After surviving its tenth close encounter with the Sun, NASA’s Parker Solar Probe set two new records. On November 21, 2021, at 4:25 am EST (08:25 GMT), the robotic deep-space explorer came within 5.3 million miles (8.5 million km) of the Sun’s surface and reached a speed of 363,660 mph (586,864 km/h), making it both the closest satellite to survive such a near pass of the Sun and the fastest-ever artificial object.
On August 12, 2018, the Parker Solar Probe was launched from Cape Canaveral Air Force Station atop a Delta IV Heavy rocket. This latest solar flyby, between November 16 and 26, marks the midway point of the spacecraft’s seven-year mission to study the Sun at such close quarters and eventually fly through the Sun’s corona.

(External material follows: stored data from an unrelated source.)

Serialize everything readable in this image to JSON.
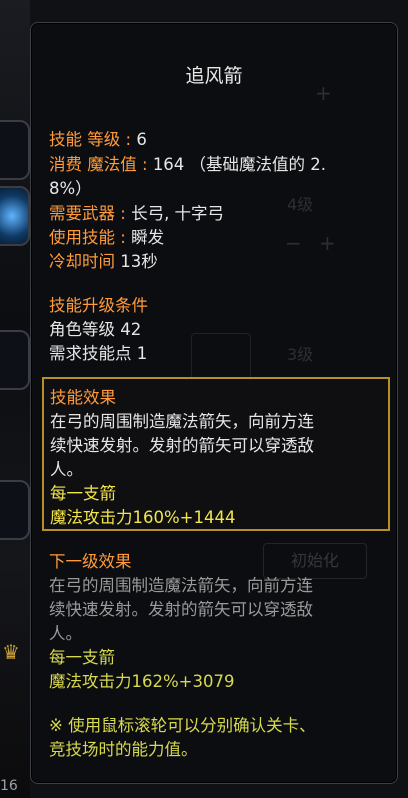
{
  "tooltip": {
    "title": "追风箭",
    "stats": {
      "skill_level_label": "技能 等级",
      "skill_level_value": "6",
      "mp_cost_label": "消费 魔法值",
      "mp_cost_value_line1": "164 （基础魔法值的 2.",
      "mp_cost_value_line2": "8%）",
      "weapon_label": "需要武器",
      "weapon_value": "长弓, 十字弓",
      "cast_label": "使用技能",
      "cast_value": "瞬发",
      "cooldown_label": "冷却时间",
      "cooldown_value": "13秒"
    },
    "upgrade": {
      "header": "技能升级条件",
      "char_level": "角色等级 42",
      "skill_points": "需求技能点 1"
    },
    "current_effect": {
      "header": "技能效果",
      "desc_line1": "在弓的周围制造魔法箭矢，向前方连",
      "desc_line2": "续快速发射。发射的箭矢可以穿透敌",
      "desc_line3": "人。",
      "per_arrow": "每一支箭",
      "damage": "魔法攻击力160%+1444"
    },
    "next_effect": {
      "header": "下一级效果",
      "desc_line1": "在弓的周围制造魔法箭矢，向前方连",
      "desc_line2": "续快速发射。发射的箭矢可以穿透敌",
      "desc_line3": "人。",
      "per_arrow": "每一支箭",
      "damage": "魔法攻击力162%+3079"
    },
    "note_line1": "※ 使用鼠标滚轮可以分别确认关卡、",
    "note_line2": "竞技场时的能力值。"
  },
  "background": {
    "level4": "4级",
    "level3": "3级",
    "reset_button": "初始化",
    "plus_top": "+",
    "minus_mid": "−",
    "plus_mid": "+",
    "bottom_number": "16"
  },
  "colors": {
    "label_orange": "#ff9b3a",
    "value_white": "#e6e6e6",
    "desc_gray": "#9a9a9a",
    "highlight_yellow": "#f2e64a",
    "border_gold": "#b88f2d"
  }
}
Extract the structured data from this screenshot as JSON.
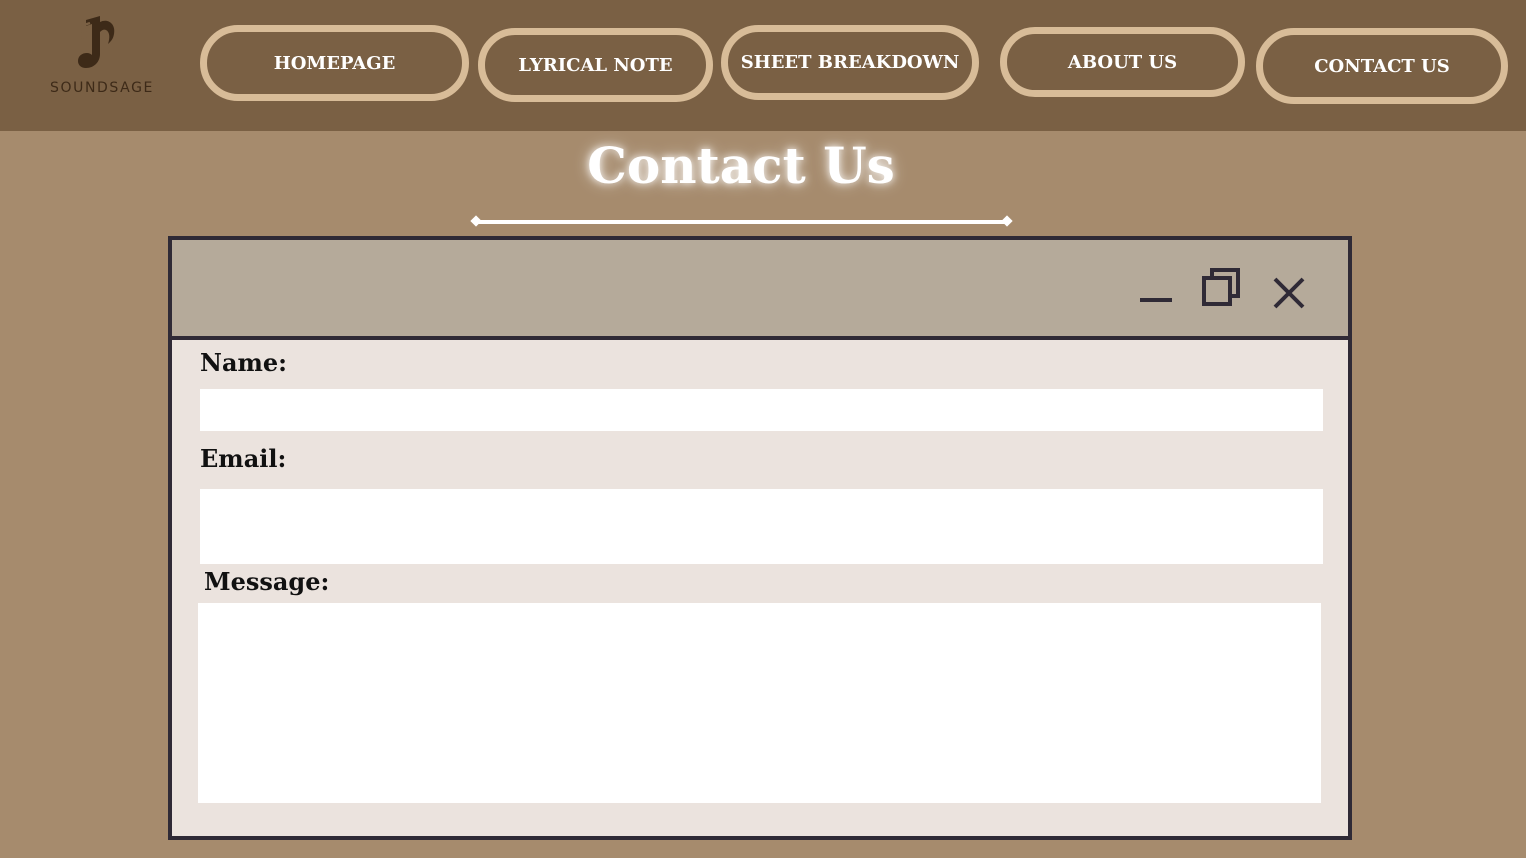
{
  "brand": {
    "name": "SOUNDSAGE",
    "logo_icon": "music-note-icon",
    "logo_color": "#3d2a18"
  },
  "nav": {
    "items": [
      {
        "label": "HOMEPAGE"
      },
      {
        "label": "LYRICAL NOTE"
      },
      {
        "label": "SHEET BREAKDOWN"
      },
      {
        "label": "ABOUT US"
      },
      {
        "label": "CONTACT US"
      }
    ]
  },
  "page": {
    "title": "Contact Us"
  },
  "window": {
    "controls": [
      "minimize-icon",
      "restore-icon",
      "close-icon"
    ]
  },
  "form": {
    "name_label": "Name:",
    "name_value": "",
    "email_label": "Email:",
    "email_value": "",
    "message_label": "Message:",
    "message_value": ""
  },
  "colors": {
    "header_bg": "#7a6044",
    "page_bg": "#a68b6d",
    "button_border": "#d8bc98",
    "window_titlebar": "#b5aa9a",
    "window_body": "#ebe3de",
    "window_border": "#2f2a36"
  }
}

With a top speed of 157,078 mph (252,792 km/h), Parker has overtaken the previous record holder, the Helios-2 spacecraft. This is the tenth of 24 closer orbits to the Sun using Venus’s gravitational pull in a run of seven space probes, reaching speeds of over 430,000 mph (690,000 km/h) and approaching within 4.3 million miles (6.9 million km) of our star’s surface.
The spacecraft is heavily guarded against heat and radiation. However, it is still susceptible to damage and absorbs dangerous electrical charges due to solar radiation. Hence, its orbit is highly elliptical to recover between close encounters and transmit recorded sensor data about the Sun back to Earth.
According to NASA and mission operators at the Johns Hopkins Applied Physics Laboratory in Laurel, Maryland, the spacecraft is in good form and will start transmitting data on December 24 and will expire on January 9, 2022.